If $\displaystyle a\in G$ for finite group construct $\displaystyle \left< a\right>$ then this is a subgroup and its order is the order of $\displaystyle a$. Since $\displaystyle |\left< a \right>| | |G|$ it means the order of $\displaystyle a$ divides $\displaystyle |G|$.
• Mar 16th 2008, 10:46 AM
Jhevon
Quote:

Originally Posted by ThePerfectHacker
If $\displaystyle a$ has infinite order than $\displaystyle a,a^2,a^3,...$ must all be distinct. Because otherwise if not then $\displaystyle a^i = a^j \implies a^{i-j}=e$ which is not possible. But then $\displaystyle \{a,a^2,a^3,..\}$ implies $\displaystyle G$ has infinitely many elements, a contradiction.
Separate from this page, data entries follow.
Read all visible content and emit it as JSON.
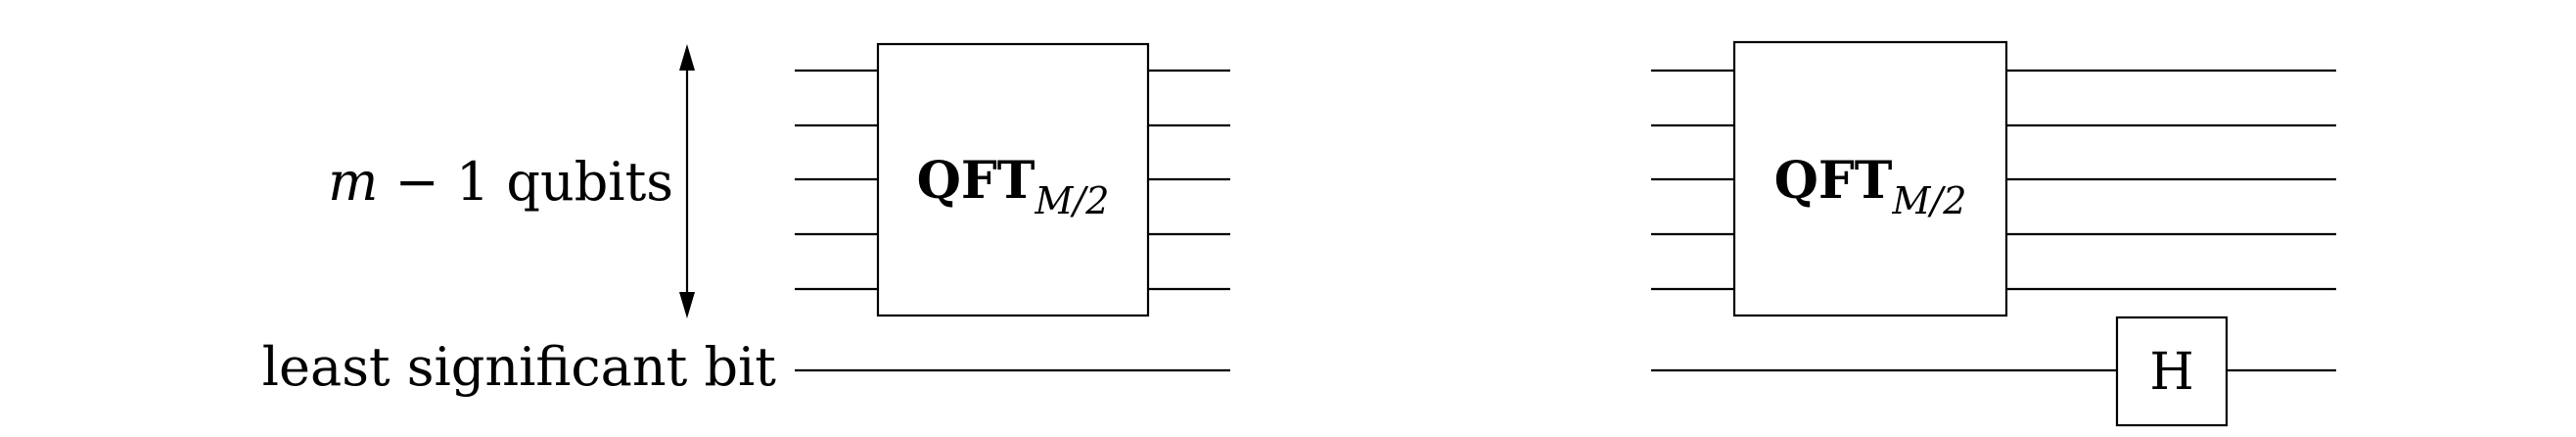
{
  "left_circuit": {
    "register_label_var": "m",
    "register_label_rest": " − 1 qubits",
    "lsb_label": "least significant bit",
    "gate_main": "QFT",
    "gate_subscript": "M/2"
  },
  "right_circuit": {
    "gate_main": "QFT",
    "gate_subscript": "M/2",
    "hadamard_label": "H"
  }
}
If $\displaystyle a\in G$ for finite group construct $\displaystyle \left< a\right>$ then this is a subgroup and its order is the order of $\displaystyle a$. Since $\displaystyle |\left< a \right>| | |G|$ it means the order of $\displaystyle a$ divides $\displaystyle |G|$.

i thought of doing the proof you gave, pretty much exactly, but (1) i didn't want to single out <a>, i tend to have a problem choosing specific examples when i am trying to prove something in general. and (2) the question suggested using the LCM of the orders, so i wanted to do it that way. does my proof do the job with those two in mind?

going back to what i said in (1) above: are there subgroups of G that are not generated? that is, they are not of the form <a> for any a in G?